In the early 1880s, imperial forces began advancing into Arsi territories as part of a broader campaign to extend imperial authority southward. The Arsi Oromo, who were organized under the Gadaa system, an indigenous socio-political institution based on age-set governance, mounted sustained resistance against imperial expansion.

Between approximately 1880 and 1886, Arsi forces engaged imperial troops in a series of confrontations, reportedly employing guerrilla tactics and local knowledge of terrain to ambush advancing units. Some historical accounts note that Arsi fighters achieved temporary successes in several engagements, delaying imperial advances for a number of years despite facing opponents equipped with modern firearms.​During the campaign, Shewan forces led by Ras Darge relied heavily on modern firearms and munitions obtained through European trade, particularly from French and British suppliers. These firearms provided a decisive technological edge over the Arsi Oromo, who mounted a prolonged defense using traditional strong cavalry, spear, and shield tactics organized under their sophisticated Gadaa system.

==Battle==
Ras Darge Sahle Selassie, through the use of informants, knew of the Arsi plan to attack his Katama on September 6, 1886. Therefore, he organized his gunmen along the second wall of his Katama. Darghe planned for his gunmen to hold fire until the Arsi had successfully entered the first layer of his Katama. This way, they would be trapped when the order was given to start gunfire. When the Arsi Oromo attacked, Darghe's gunmen, either scared or trigger happy, opened fire before Darghe's order. The result was still an overwhelming Shewan success, but many sources record Darghe punishing his commanders, some of whom were his sons. In the months following this victory, Darge subdued Arsi but did not move to annex the southern Bale province.
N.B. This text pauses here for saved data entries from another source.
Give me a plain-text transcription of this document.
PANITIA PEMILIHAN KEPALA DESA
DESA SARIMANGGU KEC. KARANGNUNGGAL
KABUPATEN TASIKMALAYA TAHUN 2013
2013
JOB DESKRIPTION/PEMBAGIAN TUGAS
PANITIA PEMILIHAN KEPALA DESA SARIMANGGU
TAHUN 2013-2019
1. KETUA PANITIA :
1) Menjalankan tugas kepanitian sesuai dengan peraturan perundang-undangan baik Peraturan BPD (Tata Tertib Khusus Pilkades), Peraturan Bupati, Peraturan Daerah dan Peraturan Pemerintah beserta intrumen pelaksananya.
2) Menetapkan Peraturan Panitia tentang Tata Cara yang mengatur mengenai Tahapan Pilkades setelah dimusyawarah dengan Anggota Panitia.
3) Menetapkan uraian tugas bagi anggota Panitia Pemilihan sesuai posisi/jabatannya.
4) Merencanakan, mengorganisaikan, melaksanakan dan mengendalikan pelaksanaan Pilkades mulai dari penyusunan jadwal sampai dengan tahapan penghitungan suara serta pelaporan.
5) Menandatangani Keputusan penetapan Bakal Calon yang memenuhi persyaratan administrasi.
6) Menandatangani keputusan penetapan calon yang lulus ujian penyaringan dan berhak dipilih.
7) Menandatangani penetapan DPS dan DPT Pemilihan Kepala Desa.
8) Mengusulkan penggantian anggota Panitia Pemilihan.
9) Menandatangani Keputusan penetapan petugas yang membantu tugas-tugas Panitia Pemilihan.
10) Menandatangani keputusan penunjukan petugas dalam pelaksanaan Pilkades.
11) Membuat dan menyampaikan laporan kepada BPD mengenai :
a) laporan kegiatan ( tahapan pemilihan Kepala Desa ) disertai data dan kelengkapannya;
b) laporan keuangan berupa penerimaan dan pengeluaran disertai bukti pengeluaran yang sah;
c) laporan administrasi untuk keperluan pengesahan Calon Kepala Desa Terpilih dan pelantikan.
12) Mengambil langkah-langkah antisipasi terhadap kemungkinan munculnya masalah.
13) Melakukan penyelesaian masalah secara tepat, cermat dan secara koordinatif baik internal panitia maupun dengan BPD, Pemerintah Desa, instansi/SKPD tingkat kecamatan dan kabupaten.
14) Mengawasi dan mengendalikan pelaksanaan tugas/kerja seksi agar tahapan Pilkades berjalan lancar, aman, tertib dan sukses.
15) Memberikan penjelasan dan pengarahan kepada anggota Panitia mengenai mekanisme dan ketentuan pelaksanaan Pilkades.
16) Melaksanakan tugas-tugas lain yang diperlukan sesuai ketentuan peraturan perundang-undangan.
The conflict culminated in September 1886 near Aanole, where imperial forces led by Ras Darge Sahle Selassie confronted Arsi fighters in a decisive engagement. Contemporary and later sources describe heavy casualties among Arsi combatants during the battle. Following their defeat, an armistice is reported in some accounts to have been declared between imperial authorities and local Arsi leaders.

== Aftermath ==
Events that took place at Anole in 1886 are described in Oromo oral traditions and in some modern historical works. According to these accounts, imperial representatives convened a meeting with Arsi leaders to negotiate terms of submission and future administration. During this gathering, punitive measures were allegedly carried out against members of the local population, including the mutilation of men and women.

These events are remembered in Oromo oral historiography as Harmaaf Harka Muraa Aanolee (“the mutilation of hands and breasts at Aanole”). Interpretations of the incident, including its scale and historical verifiability, vary among historians and remain the subject of scholarly debate.